Generation:Today the average capital cost for PV generation exceeds $1.50/W. The 2030 projected cost is $0.50/W for ground PV and $0.27/W for StratoSolar. The StratoSolar $/W is better because of better operating conditions producing more power for the same PV panel. Ground PV panel rating is based on a solar input of 1kW/m2 and an operating temperature of 30C. StratoSolar is based on a solar input of 1.3kW/m2 and an operating temperature of -30C. In addition, StratoSolar has a capacity factor of 45% while ground PV is 20%. This is because ground PV has significant losses from atmospheric absorption and clouds while StratoSolar has very little losses from absorption and none from clouds.
Storage and synthesis: Capital costs for batteries or competing energy storage solutions are aiming for $1.00/W and twenty-year life. No storage technology can achieve these two numbers together today and no new storage technology has achieved any scale. Similarly, synthesis has goals for $1.00/W. H2 based electricity generation could be from gas turbines or fuel cells if that technology can become economically viable.

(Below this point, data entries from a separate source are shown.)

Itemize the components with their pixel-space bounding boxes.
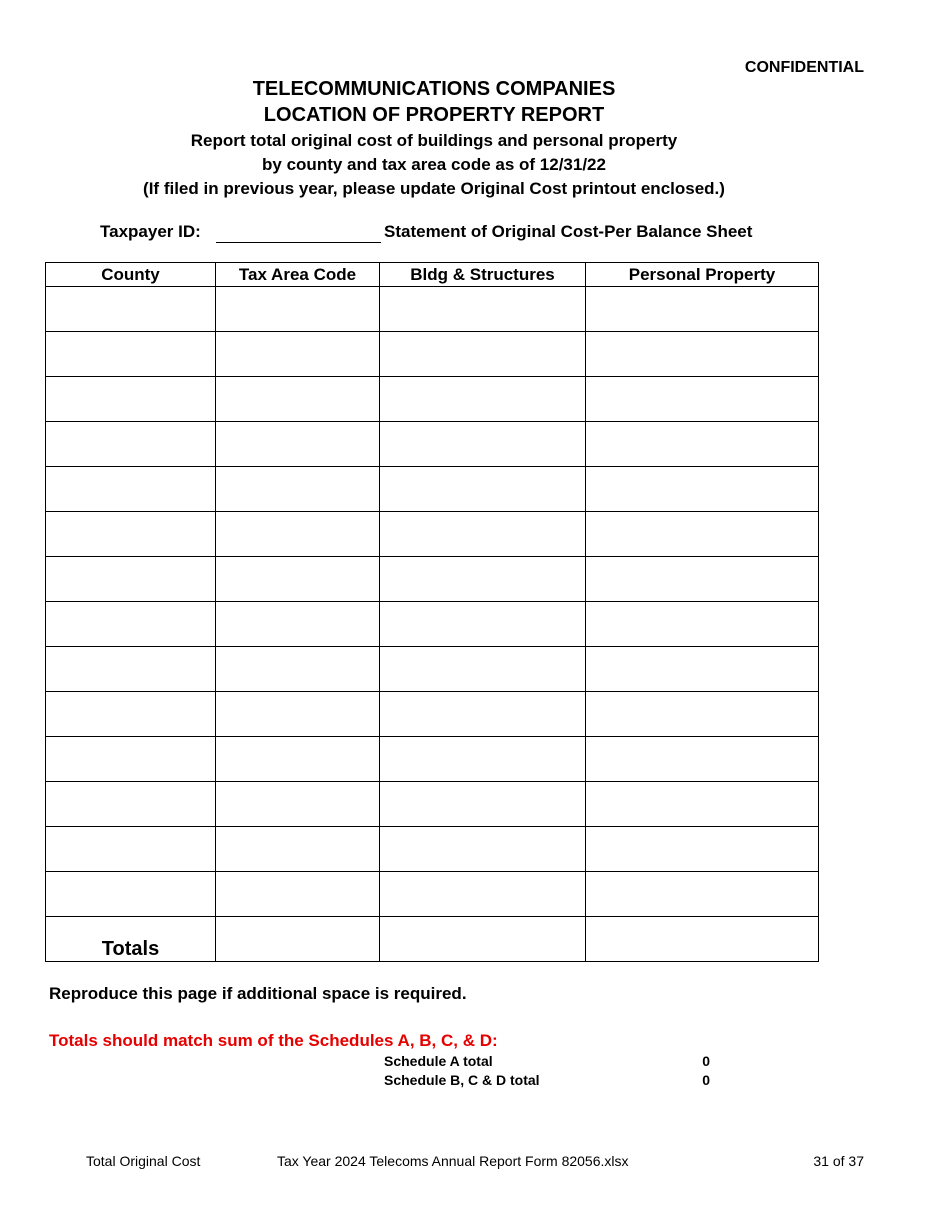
personal-property-cell[interactable] xyxy=(586,557,819,602)
personal-property-cell[interactable] xyxy=(586,377,819,422)
personal-property-cell[interactable] xyxy=(586,692,819,737)
tax-area-code-cell[interactable] xyxy=(216,512,380,557)
table-row xyxy=(46,377,819,422)
report-title-line1: TELECOMMUNICATIONS COMPANIES xyxy=(252,78,616,100)
personal-property-cell[interactable] xyxy=(586,602,819,647)
tax-area-code-cell[interactable] xyxy=(216,287,380,332)
personal-property-total-cell[interactable] xyxy=(586,917,819,962)
table-row xyxy=(46,467,819,512)
report-subtitle-line3: (If filed in previous year, please update Original Cost printout enclosed.) xyxy=(143,179,725,198)
tax-area-code-cell[interactable] xyxy=(216,422,380,467)
bldg-structures-cell[interactable] xyxy=(380,467,586,512)
taxpayer-id-field[interactable] xyxy=(216,242,381,243)
reproduce-note: Reproduce this page if additional space is required. xyxy=(49,984,467,1003)
table-row xyxy=(46,602,819,647)
county-cell[interactable] xyxy=(46,377,216,422)
tax-area-code-cell[interactable] xyxy=(216,602,380,647)
bldg-structures-cell[interactable] xyxy=(380,557,586,602)
schedule-bcd-total-value: 0 xyxy=(702,1072,710,1088)
table-row xyxy=(46,557,819,602)
bldg-structures-cell[interactable] xyxy=(380,287,586,332)
personal-property-cell[interactable] xyxy=(586,782,819,827)
footer-page-number: 31 of 37 xyxy=(813,1153,864,1169)
bldg-structures-cell[interactable] xyxy=(380,377,586,422)
county-cell[interactable] xyxy=(46,827,216,872)
bldg-structures-cell[interactable] xyxy=(380,692,586,737)
column-header-personal-property: Personal Property xyxy=(586,263,819,287)
county-cell[interactable] xyxy=(46,602,216,647)
column-header-bldg-structures: Bldg & Structures xyxy=(380,263,586,287)
report-subtitle-line1: Report total original cost of buildings and personal property xyxy=(190,131,678,150)
county-cell[interactable] xyxy=(46,467,216,512)
county-cell[interactable] xyxy=(46,692,216,737)
taxpayer-id-label: Taxpayer ID: xyxy=(100,222,201,241)
table-row xyxy=(46,647,819,692)
schedule-bcd-total-label: Schedule B, C & D total xyxy=(384,1072,540,1088)
schedule-a-total-label: Schedule A total xyxy=(384,1053,493,1069)
table-row xyxy=(46,692,819,737)
tax-area-code-cell[interactable] xyxy=(216,692,380,737)
tax-area-code-cell[interactable] xyxy=(216,332,380,377)
personal-property-cell[interactable] xyxy=(586,287,819,332)
tax-area-code-cell[interactable] xyxy=(216,647,380,692)
county-cell[interactable] xyxy=(46,332,216,377)
table-row xyxy=(46,512,819,557)
totals-row xyxy=(46,917,819,962)
bldg-structures-cell[interactable] xyxy=(380,647,586,692)
county-cell[interactable] xyxy=(46,557,216,602)
report-title-line2: LOCATION OF PROPERTY REPORT xyxy=(263,104,605,126)
county-cell[interactable] xyxy=(46,647,216,692)
personal-property-cell[interactable] xyxy=(586,737,819,782)
bldg-structures-cell[interactable] xyxy=(380,512,586,557)
tax-area-code-total-cell[interactable] xyxy=(216,917,380,962)
footer-file-name: Tax Year 2024 Telecoms Annual Report Form 82056.xlsx xyxy=(277,1153,629,1169)
bldg-structures-cell[interactable] xyxy=(380,737,586,782)
personal-property-cell[interactable] xyxy=(586,872,819,917)
totals-match-warning: Totals should match sum of the Schedules A, B, C, & D: xyxy=(49,1031,498,1050)
footer-sheet-name: Total Original Cost xyxy=(86,1153,201,1169)
bldg-structures-total-cell[interactable] xyxy=(380,917,586,962)
statement-label: Statement of Original Cost-Per Balance Sheet xyxy=(384,222,753,241)
tax-area-code-cell[interactable] xyxy=(216,467,380,512)
table-row xyxy=(46,287,819,332)
table-row xyxy=(46,872,819,917)
tax-area-code-cell[interactable] xyxy=(216,782,380,827)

There are two overall systems shown in the tables, StratoSolar and a Ground PV/Wind. The $/W capital costs are estimates for 2030. The consumption column shows the yearly world energy bill based on the $/kWh these capital costs produce, which is a good sanity check. For comparison, the world currently spends about $6T/y on energy. Comparing the two cases, StratoSolar costs about $6.3T/y versus $15.7T/y for the ground PV/Wind solution. This cost advantage for StratoSolar is important because of the scale relative to GDP. StratoSolar's cost fits within the current spending on energy whereas the ground PV/Wind is 2.5 times current cost. 2.5 times current cost is not politically acceptable as it would totally disrupt all world economies.
The central message is that current wind and solar, even with optimistic assumptions are far from providing an economically acceptable solution. For those who really care about eliminating fossil fuels, investigating solutions that can make a case for success should seriously be considered. These tables show that for current wind and solar to become economically viable, their projected costs of generation have to reduce from the already aggressive $0.50/W projection to around a StratoSolar like level $0.12/W which is far more aggressive than the current learning rate for PV and implies a new, better much cheaper technology not yet invented.
Burying heads in the sand and ignoring the importance of economics will only guarantee fossil fuels will be burned until the end of the century. It's not an adversarial situation between ground PV and StratoSolar. StratoSolar is simply current PV technology deployed in a manner that solves the cost and intermittency problems of ground PV.